Scherzetto in serbo Roma, Kolarov punisce Mihajlovic
Il serbo decide su punizione una gara bruttina Granata senza reazione: zero tiri in porta
Èstata una punizione, in tutti i sensi. Una rasoiata al minuto 24’ della ripresa, quando la gara non sapeva ancora che direzione prendere davvero, e Kolarov ha schiaffeggiato la Roma e il Torino insieme: ha scosso i suoi e castigato, esponendole all’evidenza, le incertezze degli avversari. Non solo quella di Sirigu, un po’ troppo gelato da quel tiro. Per Mihajlovic il danno e anche la beffa: chissà a suo tempo quanti consigli ha dato a Kolarov su come tirare le punizioni. Morale del giorno: c’è un’Europa più vicina e una che, per ora, si allontana. Questa Roma che in viaggio è un bunker (ancora zero gol subiti) e non perdona (11a vittoria in trasferta di fila, eguagliato il record dell’Inter 2006-07) ha recuperato due punti su Sarri e Spalletti e tiene il traguardo Champions bene in vista. Questo Toro vede l’Europa League più lontana perché ha perso anche la rima del suo stadio: il Grande Torino, dove non vince da quasi due mesi, non è più un fortino. Numeri di una semicrisi della squadra di Mihajlovic: due punti nelle ultime quattro partite, prende gol (13) da sei gare di fila. E stavolta non ha avuto neanche la forza di rimontare, anzi. IL SOLITO DISCO Se fino a ieri era la squadra dei rimpianti, ieri il Toro non ha avuto neppure quelli: se non l’assenza di Belotti, che sta mancando quanto era logico immaginare e forse più. Il solito disco, senza cambiare lato: errori individuali (il fallo di De Silvestri su El Shaarawy da cui è nata la punizione-gol), poca concretezza e tanta confusione nel cercare la porta. L’attacco infarcito di ex giallorossi – Iago, Ljajic, Sadiq – ha prodotto la miseria di zero tiri nello specchio e alla Roma è bastato badare all’utile, non al dilettevole: concretezza e personalità, più che bellezza. Di Francesco aveva proposto un «finto» 4-3-3 tendente a 4-3-1-2: Nainggolan esterno destro con licenza di accentrarsi.

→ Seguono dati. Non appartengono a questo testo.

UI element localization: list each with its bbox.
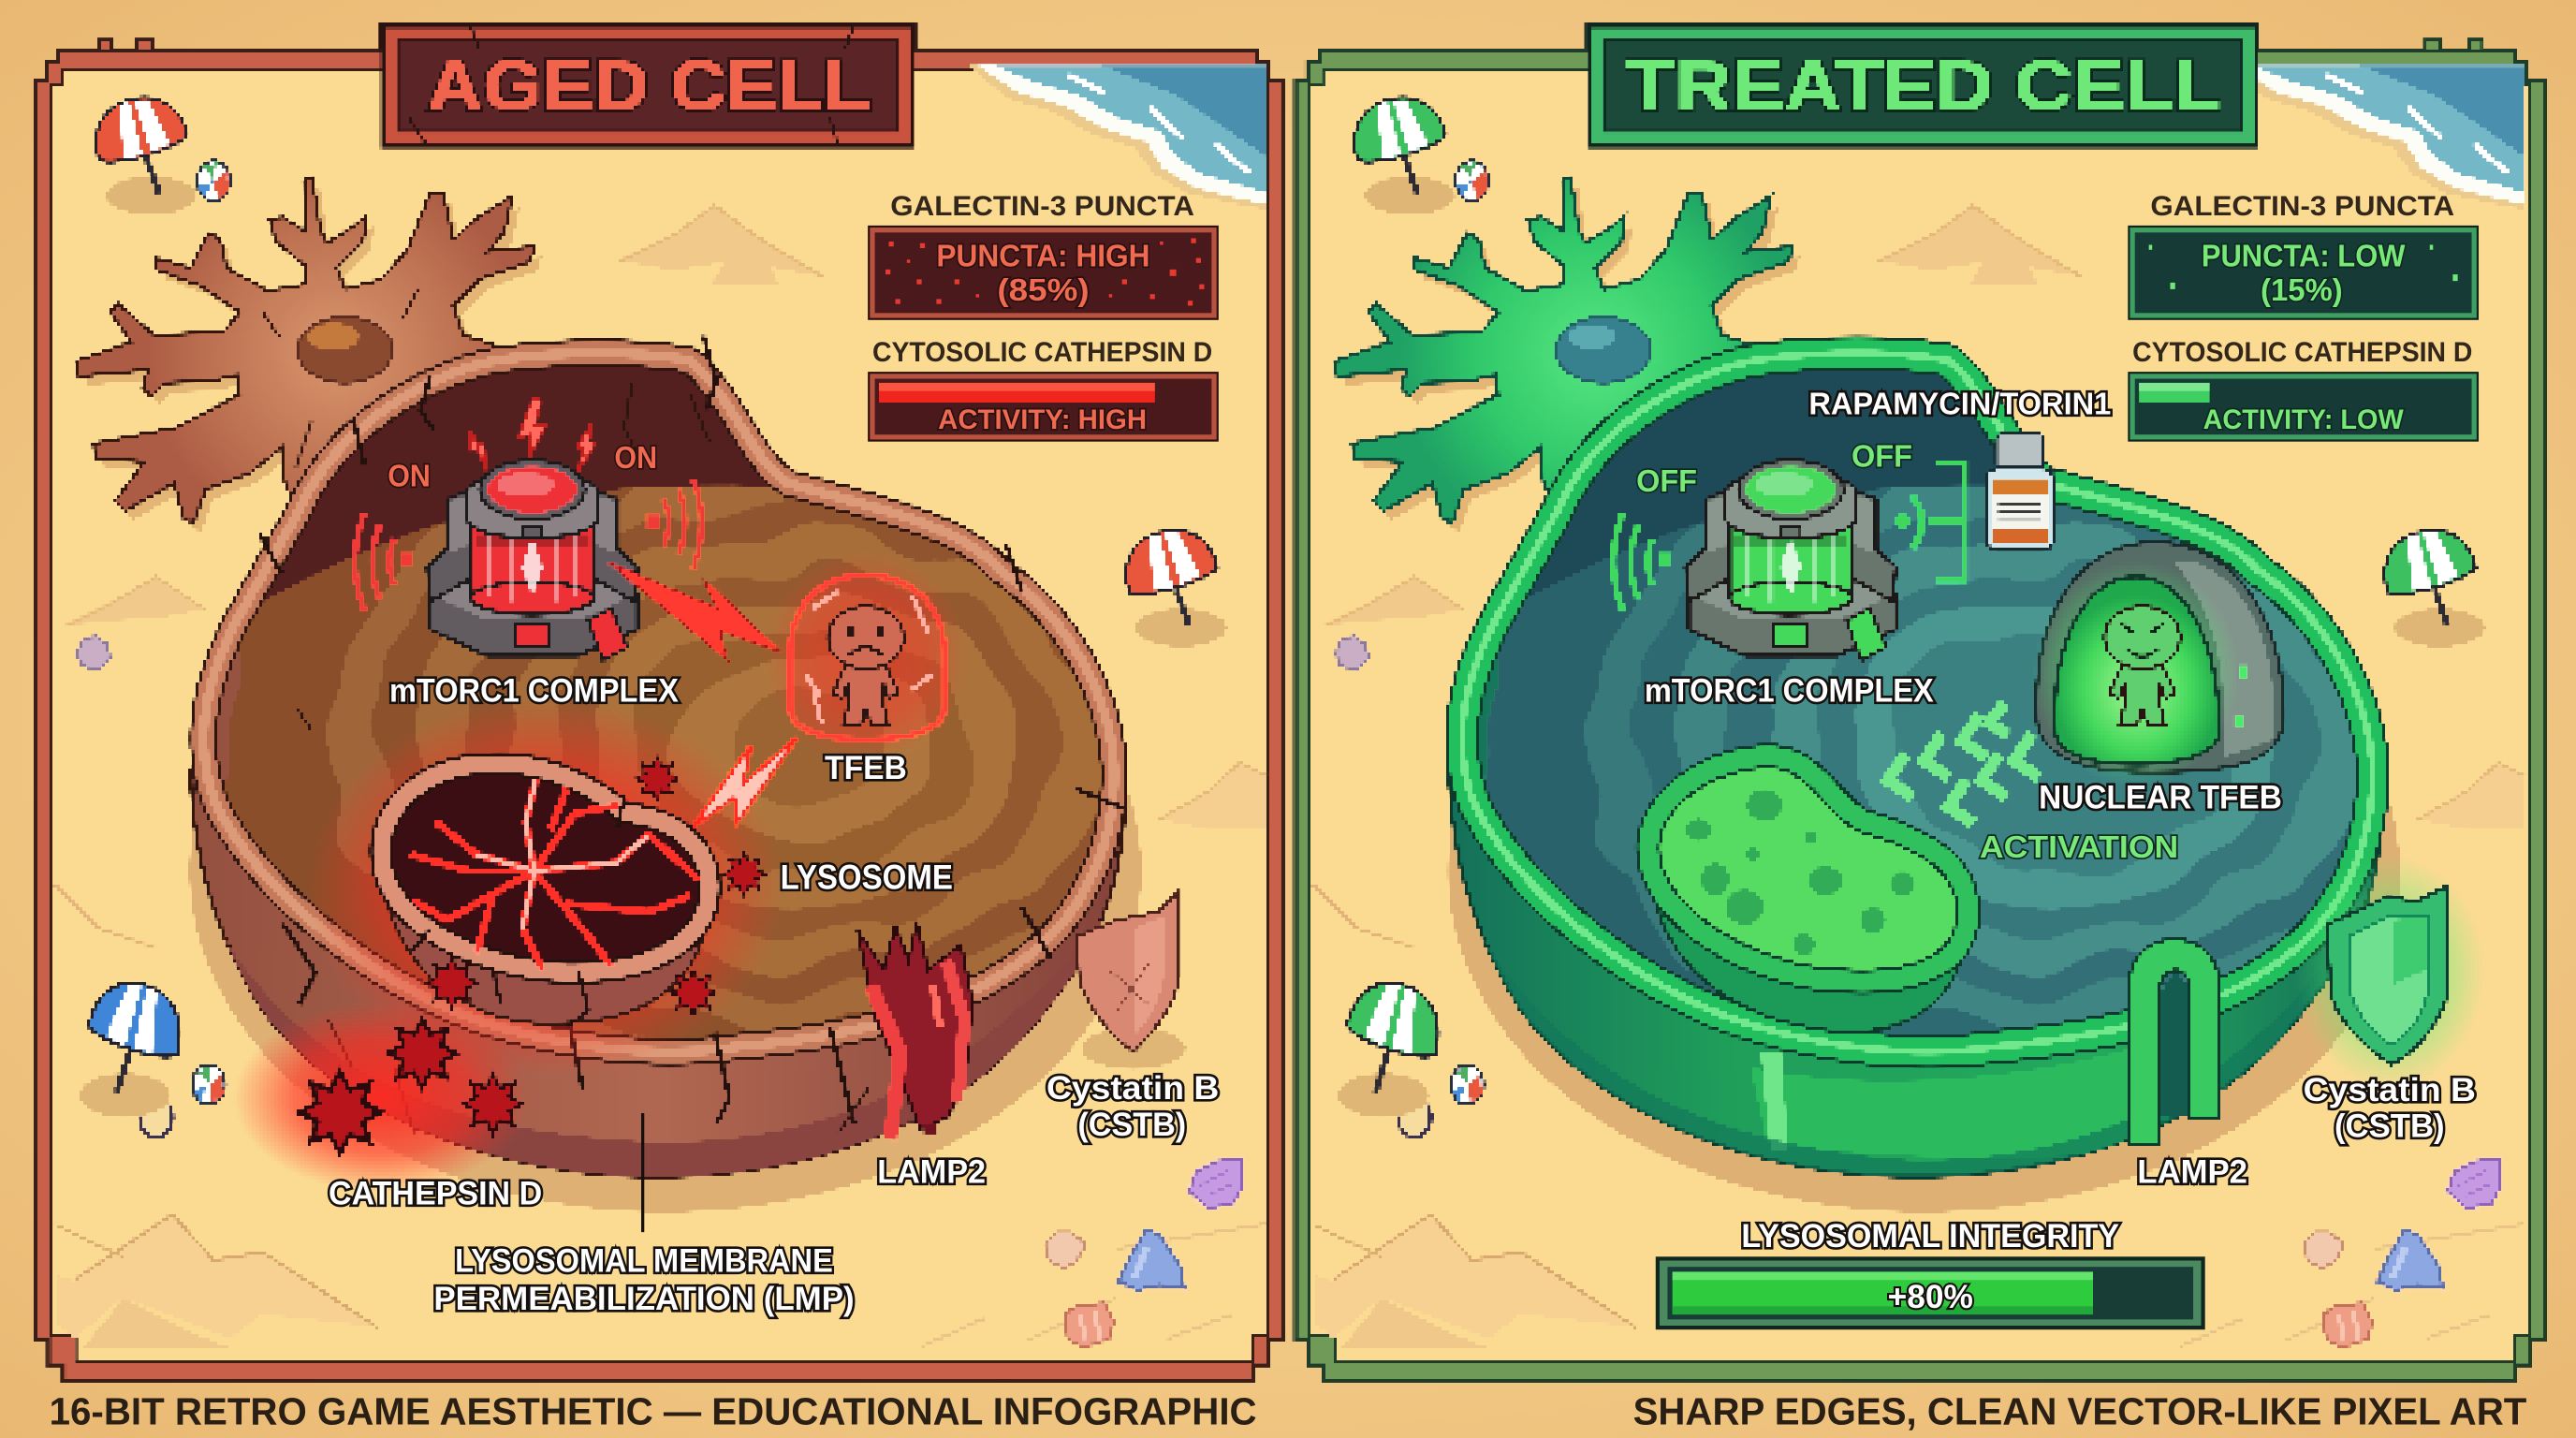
gauge: lysosomal integrity: LYSOSOMAL INTEGRITY [1741, 1218, 2119, 1255]
broken lysosome [381, 764, 710, 1027]
label: LAMP2 aged: LAMP2 [877, 1154, 986, 1191]
drug bottle [1986, 433, 2054, 550]
treated cell labels and HUD [1636, 191, 2478, 1328]
neuron: aged [76, 178, 542, 533]
gauge: lysosomal integrity [1658, 1218, 2203, 1328]
label: cystatin B treated: (CSTB) [2334, 1108, 2445, 1145]
label: lysosome: LYSOSOME [781, 858, 953, 897]
aged cell artwork [37, 26, 1380, 1380]
label: cystatin B treated [2304, 1072, 2476, 1145]
stat: galectin-3 puncta high: (85%) [997, 273, 1090, 308]
label: rapamycin/torin1: RAPAMYCIN/TORIN1 [1808, 387, 2111, 421]
stat: galectin-3 puncta low [2130, 191, 2478, 318]
aged title plate [383, 26, 914, 146]
red cytosolic glow [233, 698, 783, 1193]
treated panel frame [1296, 41, 2545, 1380]
lightning bolts above machine [470, 398, 594, 470]
aged cell labels and HUD [329, 191, 1219, 1317]
stat: cytosolic cathepsin D low: CYTOSOLIC CATHEPSIN D [2132, 337, 2472, 368]
signal: off [1614, 513, 1669, 611]
LAMP2 torn [857, 922, 973, 1140]
label: cathepsin D: CATHEPSIN D [329, 1175, 542, 1211]
label: LAMP2 treated: LAMP2 [2137, 1154, 2247, 1191]
lysosome: healthy [1647, 756, 1969, 1032]
nuclear dome [2034, 542, 2284, 785]
label: ON left: ON [388, 460, 431, 494]
treated beach scenery [1312, 66, 2525, 1347]
label: cystatin B aged: Cystatin B [1046, 1070, 1219, 1107]
activity signals: on [355, 479, 701, 611]
leader line LMP [643, 1112, 645, 1234]
stat: galectin-3 puncta high: GALECTIN-3 PUNCTA [890, 191, 1194, 222]
panel: aged cell [37, 26, 1380, 1380]
stat: cytosolic cathepsin D low [2130, 337, 2478, 440]
label: mTORC1 aged: mTORC1 COMPLEX [389, 672, 679, 709]
stat: galectin-3 puncta high [869, 191, 1218, 318]
inhibitor bracket [1895, 463, 1965, 580]
stat: cytosolic cathepsin D high [869, 337, 1218, 440]
mTORC1 machine: active [427, 460, 637, 661]
label: lysosomal membrane permeabilization: LYSOSOMAL MEMBRANE [455, 1242, 833, 1279]
label: nuclear TFEB: NUCLEAR TFEB [2039, 780, 2282, 816]
treated cell artwork [1296, 26, 2576, 1380]
label: cystatin B treated: Cystatin B [2304, 1072, 2476, 1108]
aged cell body [188, 334, 1142, 1213]
label: activation: ACTIVATION [1980, 830, 2178, 865]
activation chevrons [1888, 703, 2039, 823]
label: cystatin B aged [1046, 1070, 1219, 1143]
inhibition bolt to TFEB [607, 562, 782, 661]
label: lysosomal membrane permeabilization: PERMEABILIZATION (LMP) [433, 1281, 855, 1317]
treated title plate: TREATED CELL [1627, 47, 2221, 125]
stat: cytosolic cathepsin D high: ACTIVITY: HIGH [938, 404, 1147, 435]
LAMP2 intact [2130, 939, 2219, 1145]
label: lysosomal membrane permeabilization [433, 1242, 855, 1317]
panel: treated cell [1296, 26, 2576, 1380]
stat: galectin-3 puncta low: GALECTIN-3 PUNCTA [2150, 191, 2454, 222]
label: OFF right: OFF [1852, 439, 1912, 474]
footer caption left: 16-BIT RETRO GAME AESTHETIC — EDUCATIONAL INFOGRAPHIC [50, 1390, 1257, 1433]
aged beach scenery [54, 66, 1266, 1347]
aged title plate: AGED CELL [427, 47, 871, 125]
aged panel frame [37, 41, 1281, 1380]
stat: galectin-3 puncta low: PUNCTA: LOW [2202, 239, 2406, 273]
label: mTORC1 treated: mTORC1 COMPLEX [1645, 672, 1934, 709]
label: ON right: ON [614, 441, 657, 476]
cystatin B shield: cracked [1076, 890, 1186, 1070]
mTORC1 machine: inhibited [1686, 460, 1895, 661]
cystatin B shield: glowing [2295, 855, 2485, 1091]
stat: cytosolic cathepsin D high: CYTOSOLIC CATHEPSIN D [872, 337, 1212, 368]
gauge: lysosomal integrity: +80% [1888, 1279, 1973, 1315]
cathepsin D particles [299, 757, 766, 1153]
treated title plate [1588, 26, 2256, 146]
stat: cytosolic cathepsin D low: ACTIVITY: LOW [2203, 404, 2405, 435]
footer caption right: SHARP EDGES, CLEAN VECTOR-LIKE PIXEL ART [1633, 1390, 2527, 1433]
label: OFF left: OFF [1636, 464, 1697, 499]
neuron: treated [1334, 178, 1801, 533]
label: TFEB: TFEB [825, 750, 907, 786]
treated cell body [1446, 334, 2400, 1213]
TFEB trapped figure [764, 552, 968, 762]
stat: galectin-3 puncta low: (15%) [2261, 273, 2343, 308]
stat: galectin-3 puncta high: PUNCTA: HIGH [936, 239, 1150, 273]
label: cystatin B aged: (CSTB) [1077, 1107, 1186, 1143]
bolt to lysosome [694, 738, 797, 827]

Soluzione per lo Schick in arrivo, forse: il tempo dirà. E dirà anche se per Nainggolan il ruolo di trequartista può essere davvero ideale: dubitativo d’obbligo. Così, con gli spazi liberati dal belga per la corsa (intermittente) di Florenzi e gli inserimenti di Pellegrini, la Roma si è trovata a pendere molto a destra. Rispetto a Londra, più tiepide la corsa e l’intensità nell’aggressione per andare a stanare nel suo territorio il Toro, che è stato al gioco per scelta.

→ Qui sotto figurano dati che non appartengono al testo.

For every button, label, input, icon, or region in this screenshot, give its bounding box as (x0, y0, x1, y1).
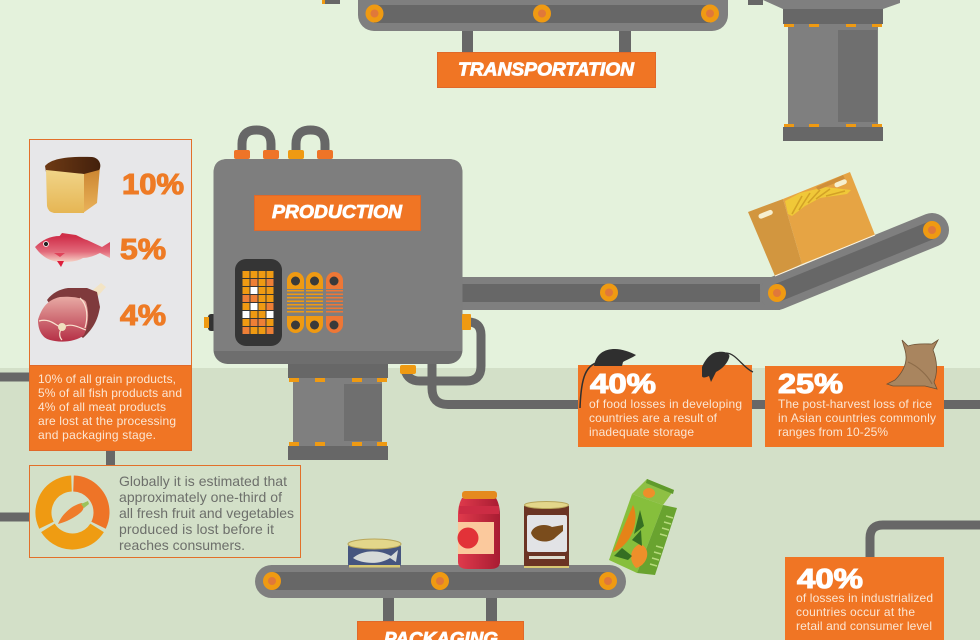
label: production (254, 196, 420, 230)
text: 4%: 4% (120, 300, 166, 332)
text block: processing and packaging: and packaging stage. (38, 428, 156, 442)
text block: processing and packaging: 10% of all grain products, (38, 372, 176, 386)
donut chart (33, 473, 112, 552)
text block: processing and packaging: 4% of all meat products (38, 400, 166, 414)
callout: 40% developing countries: 40% (590, 368, 656, 399)
callout: 40% developing countries: countries are a result of (589, 411, 718, 425)
icon: bread (45, 157, 100, 213)
coil units (287, 272, 343, 333)
callout: 40% developing countries: of food losses in developing (589, 397, 742, 411)
text: 10%: 10% (122, 169, 184, 201)
callout: 40% developing countries: inadequate storage (589, 425, 694, 439)
handles (234, 130, 333, 159)
label: production: PRODUCTION (272, 202, 403, 222)
connector pipes (0, 322, 980, 558)
tower: below production (288, 364, 388, 460)
callout: 25% rice: ranges from 10-25% (778, 425, 888, 439)
icon: ham (38, 283, 106, 342)
control screen (235, 259, 282, 346)
icon: rat on right (702, 352, 753, 382)
callout: 40% industrialized countries: countries occur at the (796, 605, 915, 619)
icon: sack (887, 340, 938, 389)
callout: 40% industrialized countries (785, 557, 944, 640)
icon: juice carton (609, 479, 677, 575)
icon: carrot (58, 501, 89, 524)
panel: fruit and vegetables: reaches consumers. (119, 537, 245, 553)
panel: food loss percentages (30, 140, 192, 366)
text block: processing and packaging: are lost at the processing (38, 414, 176, 428)
callout: 25% rice: 25% (778, 368, 843, 399)
text block: processing and packaging (30, 366, 192, 450)
icon: fish (35, 233, 110, 267)
callout: 40% industrialized countries: 40% (797, 563, 863, 594)
text block: processing and packaging: 5% of all fish products and (38, 386, 182, 400)
tower: upper right (748, 0, 900, 141)
production machine (204, 130, 471, 374)
icon: rat on left (580, 349, 636, 408)
label: packaging (358, 622, 524, 640)
side nub (204, 314, 216, 331)
panel: fruit and vegetables (30, 466, 300, 558)
panel: fruit and vegetables: Globally it is estimated that (119, 473, 287, 489)
right pipe fitting (462, 314, 471, 330)
panel: fruit and vegetables: all fresh fruit and vegetables (119, 505, 294, 521)
label: transportation: TRANSPORTATION (458, 60, 635, 80)
icon: crate of grain (748, 172, 875, 276)
icon: canned chicken (524, 502, 569, 568)
callout: 40% developing countries (578, 365, 752, 447)
icon: tuna can (348, 539, 401, 568)
callout: 25% rice: in Asian countries commonly (778, 411, 936, 425)
icon: jam jar (458, 491, 500, 569)
callout: 40% industrialized countries: retail and consumer level (796, 619, 932, 633)
lower pipe fitting (400, 365, 416, 374)
callout: 40% industrialized countries: of losses in industrialized (796, 591, 933, 605)
callout: 25% rice: The post-harvest loss of rice (778, 397, 932, 411)
main conveyor (455, 221, 941, 310)
text: 5%: 5% (120, 234, 166, 266)
top conveyor: transportation (322, 0, 728, 53)
label: transportation (438, 52, 656, 88)
callout: 25% rice (765, 366, 944, 447)
panel: fruit and vegetables: produced is lost before it (119, 521, 274, 537)
panel: fruit and vegetables: approximately one-third of (119, 489, 282, 505)
bottom conveyor: packaging (255, 565, 626, 622)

INCARTATI Compatto e tosto (15 falli nei primi 45’) grazie al doppio lavoro di Rincon, Baselli e pure Iago che hanno cercato di isolare De Rossi, confidando sui limiti di impostazione dei due centrali difensivi, in assenza di Fazio. E però molto basso, in attesa di ripartenze solo estemporanee e poi condite male. Quattro giocatori offensivi, due soli mediani (e Baselli non lo sarebbe) per disegnare una squadra che ha aspettato, più che aggredire: tanti lanci lunghi e troppo poco Ljajic per vedere un vero lampo di luce. Risultato: i primi 45’ sono stati assai incartati. A parte un colpo di testa fuori di Dzeko e un’esitazione fatale di Strootman a porta aperta, l’unico tiro della Roma (di Florenzi) non voleva esserlo; a parte una lettura ispirata di un taglio di Sadiq da parte di Ljajic, poi frustrata dal nigeriano, il Toro ha cincischiato strappi di volontà, più che vere idee offensive.

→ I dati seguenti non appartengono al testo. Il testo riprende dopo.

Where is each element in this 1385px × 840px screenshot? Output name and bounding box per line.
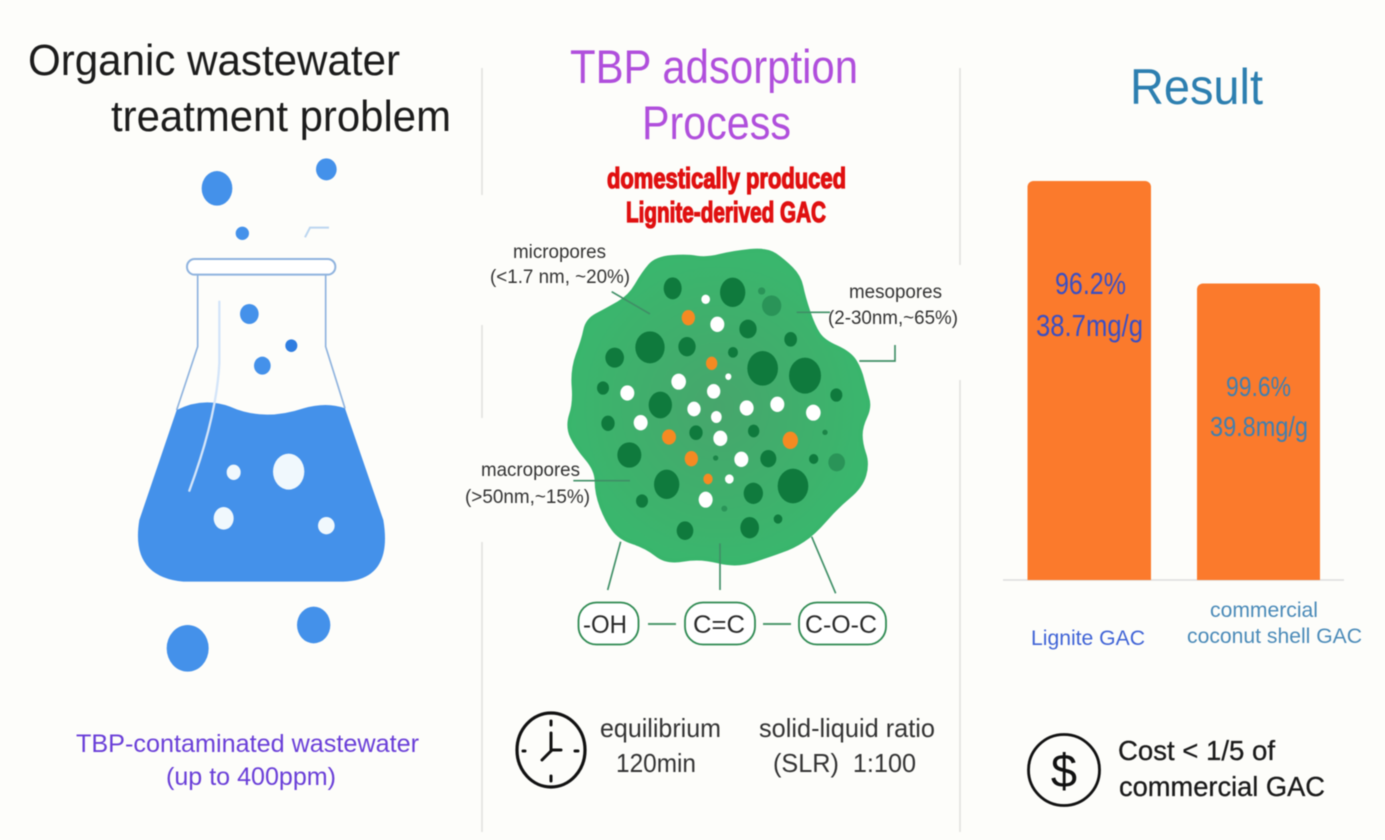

VARIABILE Nella ripresa Di Francesco, con Under, ha scelto un 4-3-3 più ortodosso, anche se Nainggolan ha avuto la stessa libertà di oscillare alle spalle di Dzeko, modulandolo in 4-23-1. La vera variabile è stato il colpo da biliardo di Kolarov da fermo: alla Roma non è rimasto che intensificare il possesso palla per prendersi definitivamente la partita e governarla, perché è stato lì, quando avrebbe dovuto provare a restituire il colpo, che è emersa l’impotenza offensiva del Toro, la sensazione che avrebbe fatto una fatica immane a pareggiare. E infatti il gol l’ha sfiorato davvero solo Bruno Peres, nel finale: ci mancava solo quella beffa.